The problem with writing for a living when you write for fun as well is after a long day of piecing together articles, editing articles, looking up spelling and grammar, the last thing I typically want to do is go home, kick off my shoes, open my laptop and write some more.
Not wanting to write on my own time is a problem for a wannabe novelist. Not wanting to edit another single sentence is an even worse problem for a wannabe novelist with a completed manuscript gathering dust on the shelf in desperate need of editing. It turns the wannabe novelist into a struggling novelist who has just about given up the fight.
Those of you who follow my column may recall I started a writers group back in November, a place for like-minded writers to get together and discuss the trials and triumphs of the writing life, to share what they are working on and talk about the problems they are facing.
Writing is a solitary profession so I view the writers group as a sort of support group for writers in distress, a reason to
leave our desks and our frustrations behind and meet other people possibly facing similar literary issues.
My problem is I am excellent with ideas. In fact, I am currently working on about nine novels, which are fully plotted out and really exciting. Then I sit down to write and flip anxiously between each file and give up, closing my laptop and wandering off.
So the writers group advised me to take a break, reflect on the ideas, see what stuck, what I couldn't actually help working on. That is the idea I needed to focus on.
I agreed to give it a try, left the group filled with determination to take a break from my writing struggles and see which story I really couldn't live without.

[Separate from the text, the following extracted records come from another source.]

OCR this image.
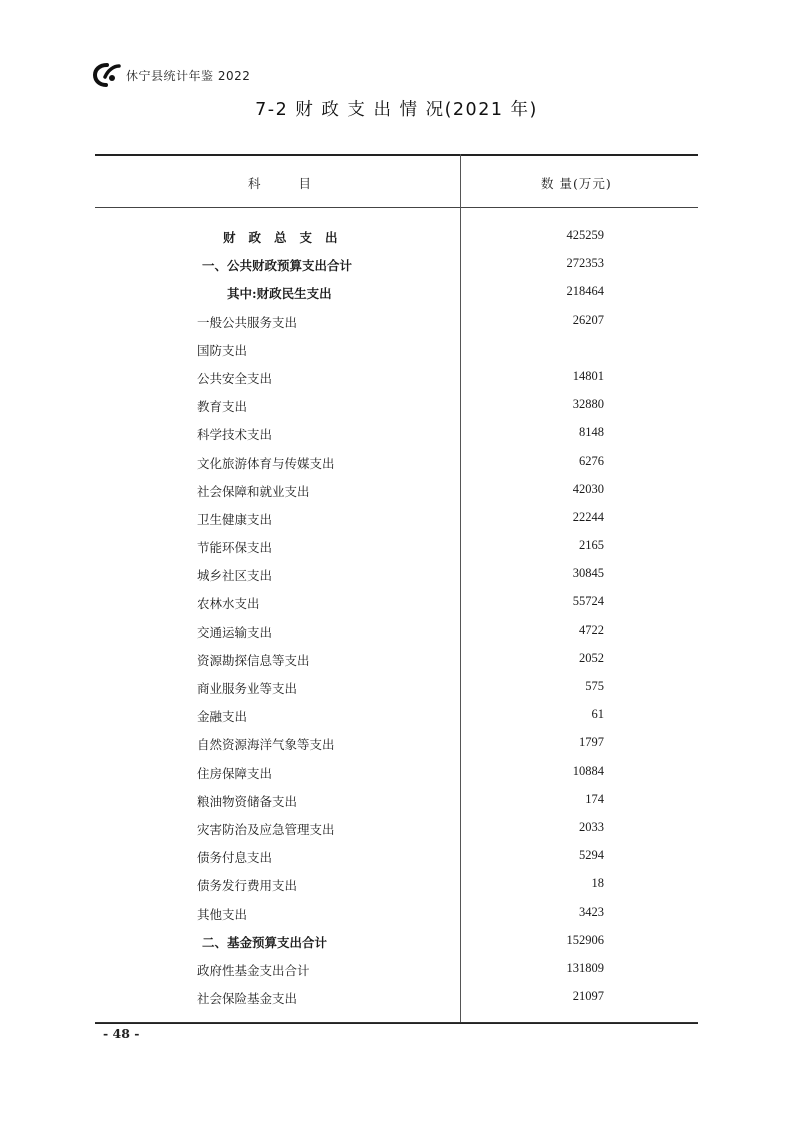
休宁县统计年鉴 2022
7-2 财 政 支 出 情 况(2021 年)
科目	数 量(万元)
财政总支出	425259
一、公共财政预算支出合计	272353
其中:财政民生支出	218464
一般公共服务支出	26207
国防支出
公共安全支出	14801
教育支出	32880
科学技术支出	8148
文化旅游体育与传媒支出	6276
社会保障和就业支出	42030
卫生健康支出	22244
节能环保支出	2165
城乡社区支出	30845
农林水支出	55724
交通运输支出	4722
资源勘探信息等支出	2052
商业服务业等支出	575
金融支出	61
自然资源海洋气象等支出	1797
住房保障支出	10884
粮油物资储备支出	174
灾害防治及应急管理支出	2033
债务付息支出	5294
债务发行费用支出	18
其他支出	3423
二、基金预算支出合计	152906
政府性基金支出合计	131809
社会保险基金支出	21097
- 48 -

A month later, I returned, distressed to report that apparently, without forcing myself to the task, I chose not to write at all.
Not helpful for a writer in distress.
Despite my growing frustrations with my inability to devote my free time to writing after spending my work time writing, I am pretty lucky. All the way through school, my teachers told me writing was a hobby and I'd need a backup plan.
I never intended to be a journalist. My backup plans included marine biology, Broadway, teaching or killer whale photography. Somehow, though, I fell into journalism, even from the beginning. Teachers would start up school newspapers and somehow include me in the staff. They would invite a few students on field trips to the printing press and always include me. I never expressed interest in journalism or newspapers but somehow, they expressed it for me.
After I graduated with my beloved English degree and panicked about what my next step should be, it made it pretty easy to say, “Maybe they knew something I didn't. Maybe I should look into journalism.”
I'm lucky. There are many struggling novelists out there who have to set their laptops aside and go to work and do other things, whereas I get to go to work and do just what I would be doing if I was at home – working with words and ideas and communication. I'm just communicating something different.
Knowing how lucky I am to get to write for a living doesn't help, though, when my main characters are refusing to co-operate and I can't think of the right words to get them to behave.
But struggling is just part of being a writer, right? It gives my writing character. I hope.